Employment, Consumer credit, Bank loans

by WARREN MOSLER

Highlights

In mixed results, March payroll growth of 103,000 is well below expectations but wage indications from average hourly earnings do show a little pressure as was expected, up 0.3 percent on the month with the year-on-year rate up 1 tenth to 2.7 percent. The unemployment rate did not move down which was the consensus, instead holding steady at what is still a very low 4.1 percent.

Looking first at payroll growth, February and January have been revised with a net of minus 50,000 the result. The first quarter average of 202,000 is a bit below the fourth quarter’s 221,000. The breakdown for March shows another very strong showing for manufacturing, up 22,000 which hits Econoday’s consensus, and with professional & business services, a key component for tracking labor demand, rising a respectable 33,000. Yet the temporary help subcomponent for this reading fell 1,000 after rising 21,000 in February. And construction payrolls, which have been on the rise, fell 15,000. Retail also fell, down 4,000 in the month.

Judging by today’s results, the labor market wasn’t quite as hot as previously expected which turns down concern over wages even though those pressures did rise tangibly in March. On net, the March employment report will not likely turn up the heat on the Federal Reserve to increase its pace of rate tightenings.

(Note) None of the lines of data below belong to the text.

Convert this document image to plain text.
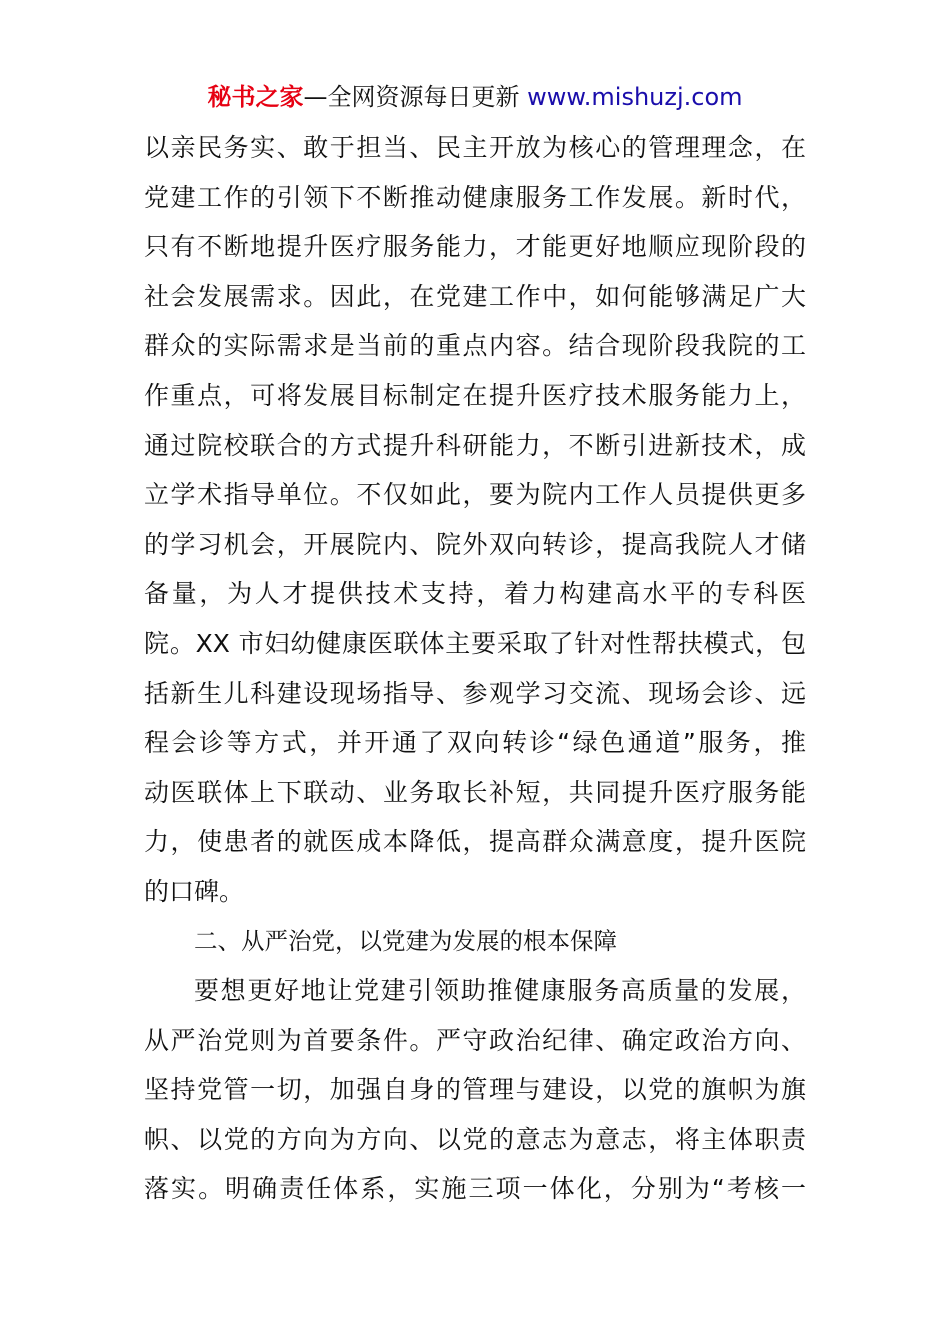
秘书之家—全网资源每日更新 www.mishuzj.com
以亲民务实、敢于担当、民主开放为核心的管理理念，在
党建工作的引领下不断推动健康服务工作发展。新时代，
只有不断地提升医疗服务能力，才能更好地顺应现阶段的
社会发展需求。因此，在党建工作中，如何能够满足广大
群众的实际需求是当前的重点内容。结合现阶段我院的工
作重点，可将发展目标制定在提升医疗技术服务能力上，
通过院校联合的方式提升科研能力，不断引进新技术，成
立学术指导单位。不仅如此，要为院内工作人员提供更多
的学习机会，开展院内、院外双向转诊，提高我院人才储
备量，为人才提供技术支持，着力构建高水平的专科医
院。XX 市妇幼健康医联体主要采取了针对性帮扶模式，包
括新生儿科建设现场指导、参观学习交流、现场会诊、远
程会诊等方式，并开通了双向转诊“绿色通道”服务，推
动医联体上下联动、业务取长补短，共同提升医疗服务能
力，使患者的就医成本降低，提高群众满意度，提升医院
的口碑。
二、从严治党，以党建为发展的根本保障
要想更好地让党建引领助推健康服务高质量的发展，
从严治党则为首要条件。严守政治纪律、确定政治方向、
坚持党管一切，加强自身的管理与建设，以党的旗帜为旗
帜、以党的方向为方向、以党的意志为意志，将主体职责
落实。明确责任体系，实施三项一体化，分别为“考核一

Still looking like it’s been going downhill for over two years:


I don’t see any ‘acceleration’ here:

Highlights

Consumer spending was soft in February and part of the reason was reluctance to run up credit cards. Revolving credit inched only $0.1 billion higher in February for the lowest result in 4-1/2 years. Nonrevolving credit, where student loans and vehicle financing are tracked, did rise $10.5 billion in the month which, however, is soft for this reading. Together they make for a $10.6 rise in total consumer credit which is well under Econoday’s low estimate. These results point to a cautious consumer and hint at trouble for the consumer’s contribution to first-quarter GDP.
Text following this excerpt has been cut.